Selecting only one issue to analyze and only one action to take felt like a drop of water in the sea of possible improvements. But I do believe it is better to commit to one action at the time rather than doing a lot of things simultaneously. If it turns out to be a small thing to fix, it will be done quickly and we can select a new one sooner.

I do believe that you should hold retrospectives like these whenever you have done a major effort in your team. Retrospectives aren’t just for the end of a sprint, they can be used in many other situations where you need to reflect on something that has happened in order to improve continuously.

(At Citerus we believe retrospectives to be so important we even have a separate course for holding more efficient retrospectives)

Checklist for planning

We’ve started using a checklist during sprint planning in order to keep the things that usually go wrong in mind while talking about how to solve the user stories.

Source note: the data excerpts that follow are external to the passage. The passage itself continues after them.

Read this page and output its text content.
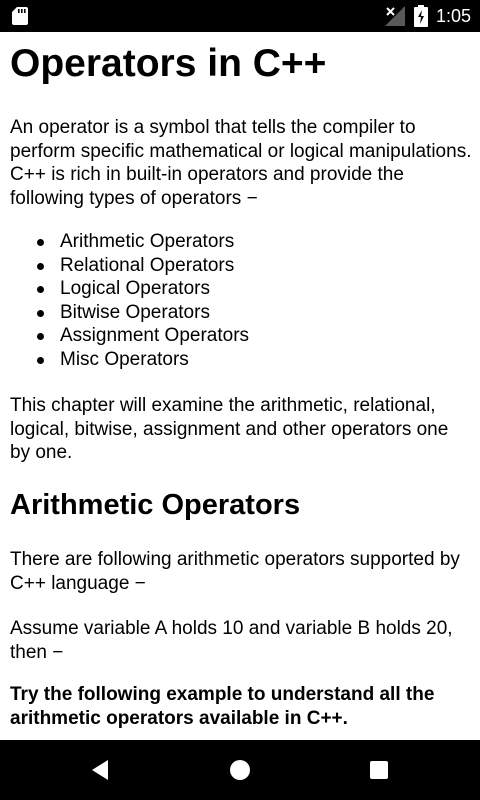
1:05
Operators in C++

An operator is a symbol that tells the compiler to perform specific mathematical or logical manipulations. C++ is rich in built-in operators and provide the following types of operators −

Arithmetic Operators
Relational Operators
Logical Operators
Bitwise Operators
Assignment Operators
Misc Operators

This chapter will examine the arithmetic, relational, logical, bitwise, assignment and other operators one by one.

Arithmetic Operators

There are following arithmetic operators supported by C++ language −

Assume variable A holds 10 and variable B holds 20, then −

Try the following example to understand all the arithmetic operators available in C++.
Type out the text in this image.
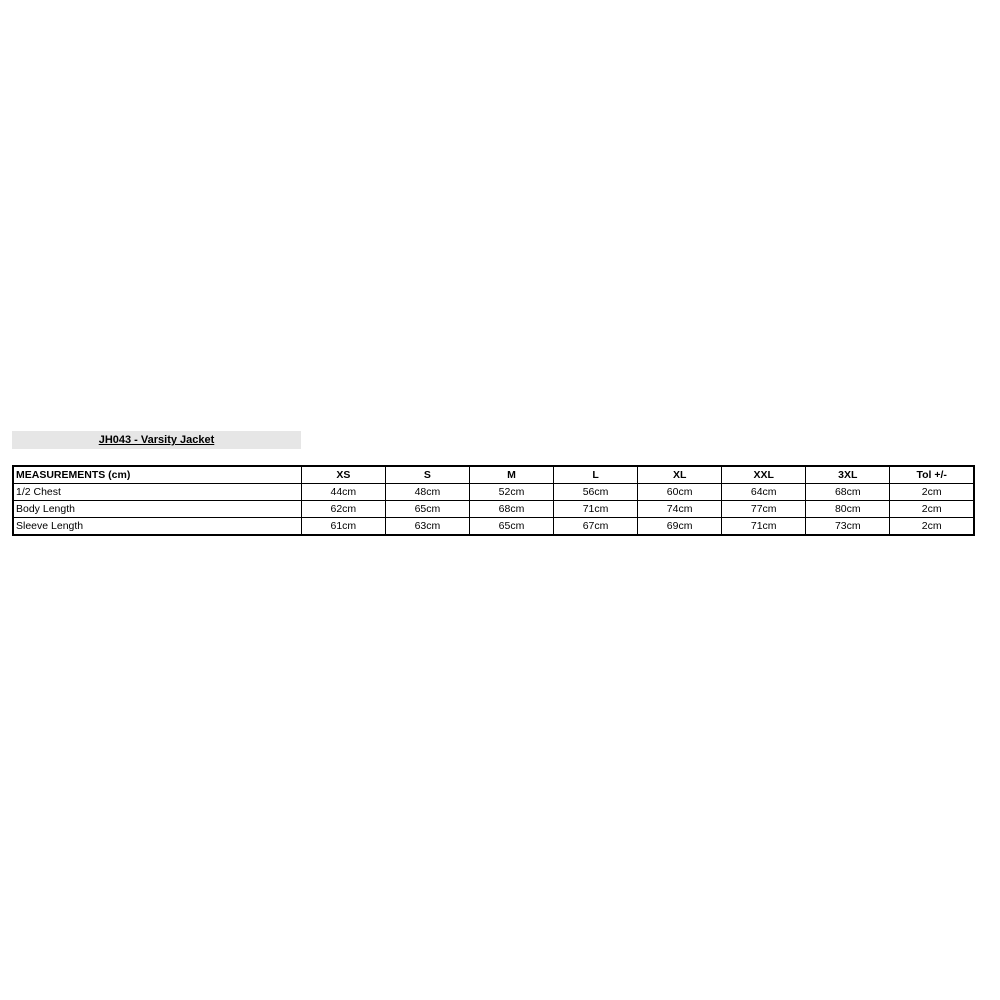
JH043 - Varsity Jacket
MEASUREMENTS (cm)	XS	S	M	L	XL	XXL	3XL	Tol +/-
1/2 Chest	44cm	48cm	52cm	56cm	60cm	64cm	68cm	2cm
Body Length	62cm	65cm	68cm	71cm	74cm	77cm	80cm	2cm
Sleeve Length	61cm	63cm	65cm	67cm	69cm	71cm	73cm	2cm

Some items in the list are very specific for the product that we’re developing and I’m leaving those out but here are a few more generic things:

  • Should a log event be generated when the function is performed?
  • Is the function affected by time zones, and if so, which time zone shall be used?
  • Should the function be accessible via WEB-Services?
  • What rights are required to perform the function?
  • Can there be any concurrency issues?
  • Do we need any special test data?
  • What views are affected? Would mockups be helpful?
  • What about performance?

My favorite is of course “Do we need any special test data?”. Setting up tests can be costly and it needs to be thought of during planning. We might need to get information from customers, order hardware, change the test environment to have data that will allow us to test the feature. But also, thinking about how the testing will work might have an impact on how the feature will be designed. It’s design can make testing harder or easier.

Words of wisdom

On my Software Testing and Metrics course we had a guest lecture this week. It was a tester for Nasdaq OMX and he told us a little about how testing works in “real life”.

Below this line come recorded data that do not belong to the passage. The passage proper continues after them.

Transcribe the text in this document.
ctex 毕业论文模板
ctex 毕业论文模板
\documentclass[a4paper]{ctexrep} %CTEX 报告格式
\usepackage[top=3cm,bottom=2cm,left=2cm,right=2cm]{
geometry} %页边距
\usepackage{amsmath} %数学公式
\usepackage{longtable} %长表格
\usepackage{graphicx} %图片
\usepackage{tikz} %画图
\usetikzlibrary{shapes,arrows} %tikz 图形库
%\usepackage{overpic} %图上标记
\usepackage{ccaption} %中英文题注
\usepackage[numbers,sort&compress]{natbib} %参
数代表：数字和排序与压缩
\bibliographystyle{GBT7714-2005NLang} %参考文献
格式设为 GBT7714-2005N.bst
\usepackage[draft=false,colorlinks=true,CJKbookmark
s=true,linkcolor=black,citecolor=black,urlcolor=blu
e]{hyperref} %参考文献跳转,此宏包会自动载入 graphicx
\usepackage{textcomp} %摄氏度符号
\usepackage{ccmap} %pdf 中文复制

He started of by reminding us how the price tag on a defect rises dramatically with time and spent a  great deal of time on the fact that a lot of defect can be found in a matter of seconds or minutes.

A few techniques enabled this. The first he bought up was pair programing. Stimulating different sides of the brain in the two programmers, pair programming has (possibly) a positive effect on the correctness of the code. Both for small mistakes such as uninitialized variables and larger as design flaws. Of course, pair programming isn’t a simple technique, it requires a lot of factors to click for it to be as efficient as it is on paper.

A great deal of time was spent discussing Test Driven Design. He talked about a study done at Microsoft and IBM were two teams were given the same task and one worked TDD and the other didn’t. It turns out that the team using TDD worked 15-30% slower BUT after a time of use their code turned out to have 40-90% lessdefects. 90%! Amazing results.

Also something as simple as keeping the developers and the testers in the same room helped uncover defects in a quick way. Making it easy for testers to discuss the code with the developers meant that interpretations problems could be discovered and solved, making both the software and tests better.

And then he talked a lot about tools. How Continuous Integration could help you make sure that the code you checked in really worked and didn’t break anything else. How Static Analysis could give you warnings about possible defects. How code coverage helped you make sure that there isn’t any untested or dead code.

He finished the lecture by giving us a demo of how a test case at OMX could look like.  We looked at almost 2000 lines of test code for a single requirement…  Using this he stressed the importance of using code conventions and test case traceabilty. It was imperative that each test case contained a reference to the requirement tested.

I asked some questions about the size of their company. They had about 8 developers and 10 testers and were trying different project processes without finding one that suited them yet. They made sure that testers and developers worked on the same features.